Edwards resident Dr. Howard Rothenberg has different take summer reading.

“I am retired so I don’t usually differentiate between seasons when it comes to reading, but I do have a tendency to read more fiction in the summer. Either way, good writing is very important, it has to be interesting, with lasting value.”



Just like in the movie industry, the book publishing world saves some of its biggest blockbusters for a summer release. This year is no different. “The Girl Who Kicked the Hornet’s Nest,” the final installment in Stieg Larsson’s famed series hit stateside just a few weeks ago. Stephenie Meyer’s novella “The Short Second Life of Bree Tanner,” an adjunct to the Twilight series, is being hailed as a must-read before the big movie release. But, in talking to local readers it seems it might just be the lesser-known authors and lingering classics that top Vail Valley summer reading lists.

Michelle Marx, adult services librarian for the Eagle Valley Library District, has books like “Work Song” by Ivan Doig, “Rebecca” by Daphne DuMaurier, and “Mockingjay” by Suzanne Collins at the top of her list.

“I don’t necessarily save books to read in the summer,” Marx said. “I just enjoy reading outside on my porch with a glass of white wine instead of inside with a cup of tea.”

“At the top of my list are ‘The Passage’ by Justin Cronin, another post-apocalyptic brain teaser, and ‘Mr. Peanut’ by Adam Ross, a first time novelist,” Bales said. “I also plan on re-reading ‘The Forged Coupon,’ a short story by Leo Tolstoy. I was reminded of it after I read and loved ‘The Line’ by Olga Grushin. Both stories are a testament to the grace of those who are able to receive evil and repay it with kindness.”

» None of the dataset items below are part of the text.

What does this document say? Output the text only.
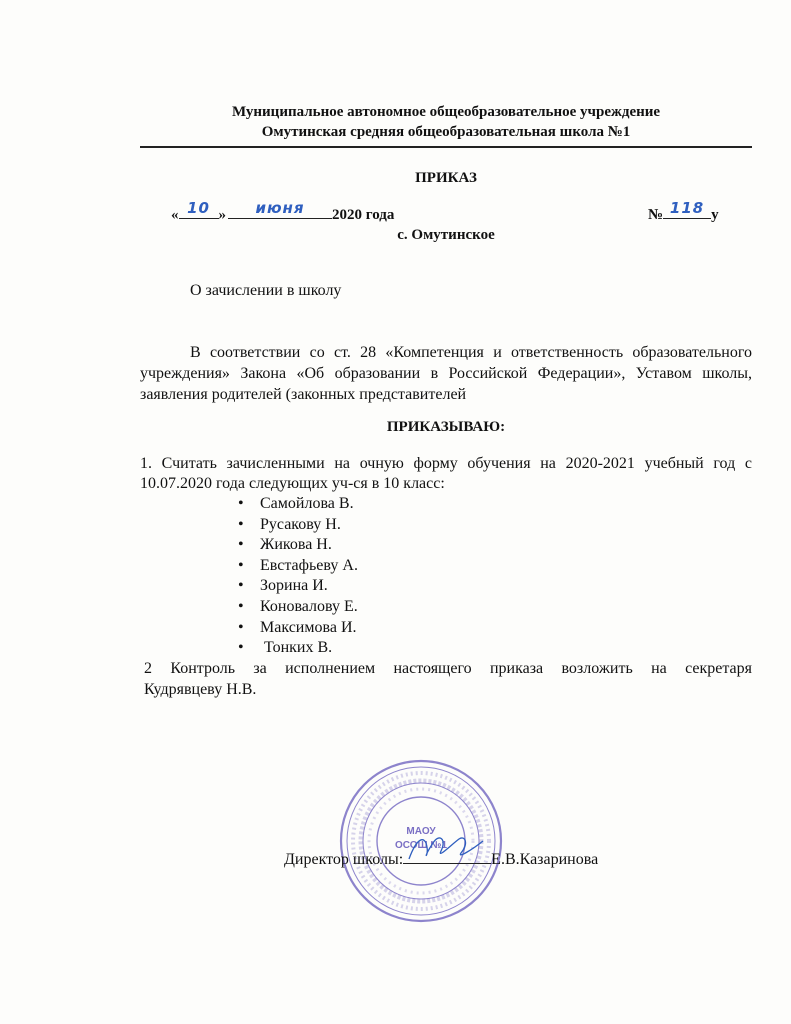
Муниципальное автономное общеобразовательное учреждение
Омутинская средняя общеобразовательная школа №1
ПРИКАЗ
« 10 »	июня	2020 года	№ 118 у
с. Омутинское
О зачислении в школу
В соответствии со ст. 28 «Компетенция и ответственность образовательного учреждения» Закона «Об образовании в Российской Федерации», Уставом школы, заявления родителей (законных представителей
ПРИКАЗЫВАЮ:
1. Считать зачисленными на очную форму обучения на 2020-2021 учебный год с 10.07.2020 года следующих уч-ся в 10 класс:
• Самойлова В.
• Русакову Н.
• Жикова Н.
• Евстафьеву А.
• Зорина И.
• Коновалову Е.
• Максимова И.
• Тонких В.
2 Контроль за исполнением настоящего приказа возложить на секретаря
Кудрявцеву Н.В.
МАОУ
ОСОШ №1
Директор школы:	Е.В.Казаринова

As the owner of a bookstore, Magistro is always reading a few months ahead, trying to stay on top of all of the new releases. Most of the books she is reading this summer won’t be released for few months.

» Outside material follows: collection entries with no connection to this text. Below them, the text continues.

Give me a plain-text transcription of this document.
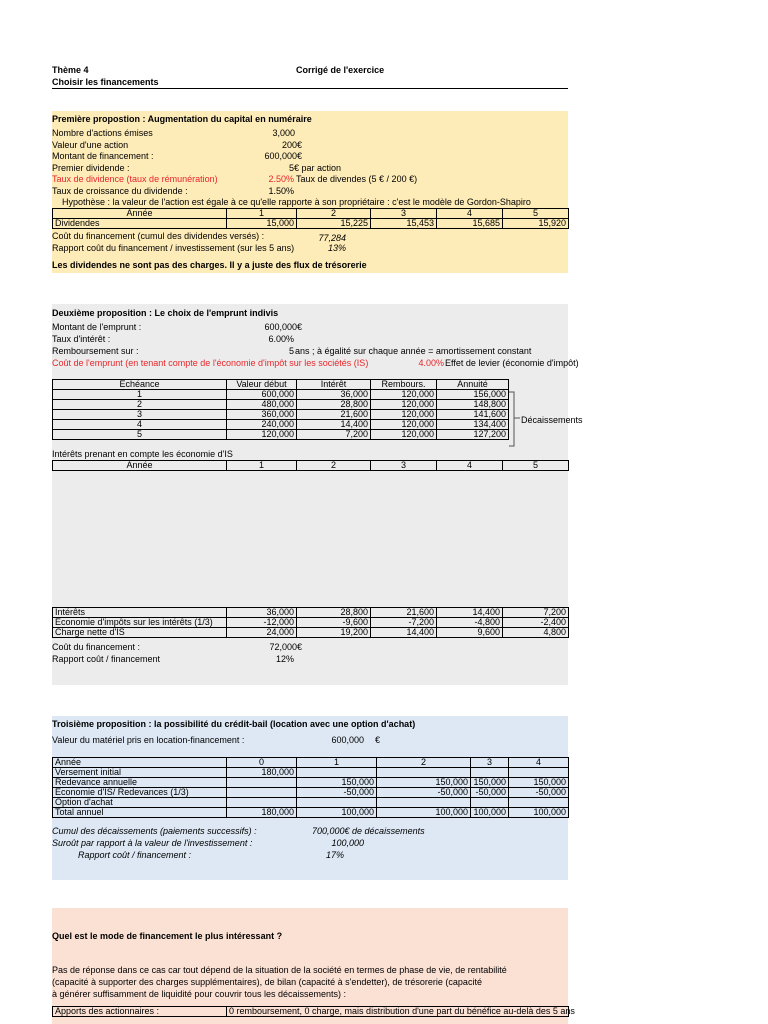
Thème 4
Choisir les financements
Corrigé de l'exercice
Première propostion : Augmentation du capital en numéraire
Nombre d'actions émises	3,000
Valeur d'une action	200€
Montant de financement :	600,000€
Premier dividende :	5€ par action
Taux de dividence (taux de rémunération)	2.50% Taux de divendes (5 € / 200 €)
Taux de croissance du dividende :	1.50%
Hypothèse : la valeur de l'action est égale à ce qu'elle rapporte à son propriétaire : c'est le modèle de Gordon-Shapiro
Année	1	2	3	4	5
Dividendes	15,000	15,225	15,453	15,685	15,920
Coût du financement (cumul des dividendes versés) :	77,284
Rapport coût du financement / investissement (sur les 5 ans)	13%
Les dividendes ne sont pas des charges. Il y a juste des flux de trésorerie
Deuxième proposition : Le choix de l'emprunt indivis
Montant de l'emprunt :	600,000€
Taux d'intérêt :	6.00%
Remboursement sur :	5 ans ; à égalité sur chaque année = amortissement constant
Coût de l'emprunt (en tenant compte de l'économie d'impôt sur les sociétés (IS)	4.00% Effet de levier (économie d'impôt)
Échéance	Valeur début	Intérêt	Rembours.	Annuité
1	600,000	36,000	120,000	156,000
2	480,000	28,800	120,000	148,800
3	360,000	21,600	120,000	141,600
4	240,000	14,400	120,000	134,400
5	120,000	7,200	120,000	127,200
Décaissements
Intérêts prenant en compte les économie d'IS
Année	1	2	3	4	5
Intérêts	36,000	28,800	21,600	14,400	7,200
Économie d'impôts sur les intérêts (1/3)	-12,000	-9,600	-7,200	-4,800	-2,400
Charge nette d'IS	24,000	19,200	14,400	9,600	4,800
Coût du financement :	72,000€
Rapport coût / financement	12%
Troisième proposition : la possibilité du crédit-bail (location avec une option d'achat)
Valeur du matériel pris en location-financement :	600,000 €
Année	0	1	2	3	4
Versement initial	180,000				
Redevance annuelle		150,000	150,000	150,000	150,000
Économie d'IS/ Redevances (1/3)		-50,000	-50,000	-50,000	-50,000
Option d'achat					
Total annuel	180,000	100,000	100,000	100,000	100,000
Cumul des décaissements (paiements successifs) :	700,000€ de décaissements
Suroût par rapport à la valeur de l'investissement :	100,000
Rapport coût / financement :	17%
Quel est le mode de financement le plus intéressant ?
Pas de réponse dans ce cas car tout dépend de la situation de la société en termes de phase de vie, de rentabilité
(capacité à supporter des charges supplémentaires), de bilan (capacité à s'endetter), de trésorerie (capacité
à générer suffisamment de liquidité pour couvrir tous les décaissements) :
Apports des actionnaires :	0 remboursement, 0 charge, mais distribution d'une part du bénéfice au-delà des 5 ans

“On my list is ‘Father of the Rain’ by Lily King and ‘Great House’ by Nicole Krauss, a new novel from one of my favorite authors. And, I just finished ‘The Particular Sadness of Lemon Cake’ by Aimee Bender, which I loved.”

“Await Your Reply” by Dan Chaon, “Stone’s Fall” by Iain Pears and “The Immortal Life of Henrietta Lacks” by Rebecca Skloot are just a few of the many books Rothenberg plans to read this summer.

“Right now I am reading too many books. I’m like a kid in a candy store,” he said.

The days of summer are long, which leaves plenty of time to bask in the sunshine with a good book. Though people have different tastes when it comes to what they like to read, the impetus for cracking the cover remains the same as when we were conquering those required reading lists as kids.

“I don’t like not knowing things,” Rothenberg said. “That’s what really drives me in my reading, the chance to continue learning.”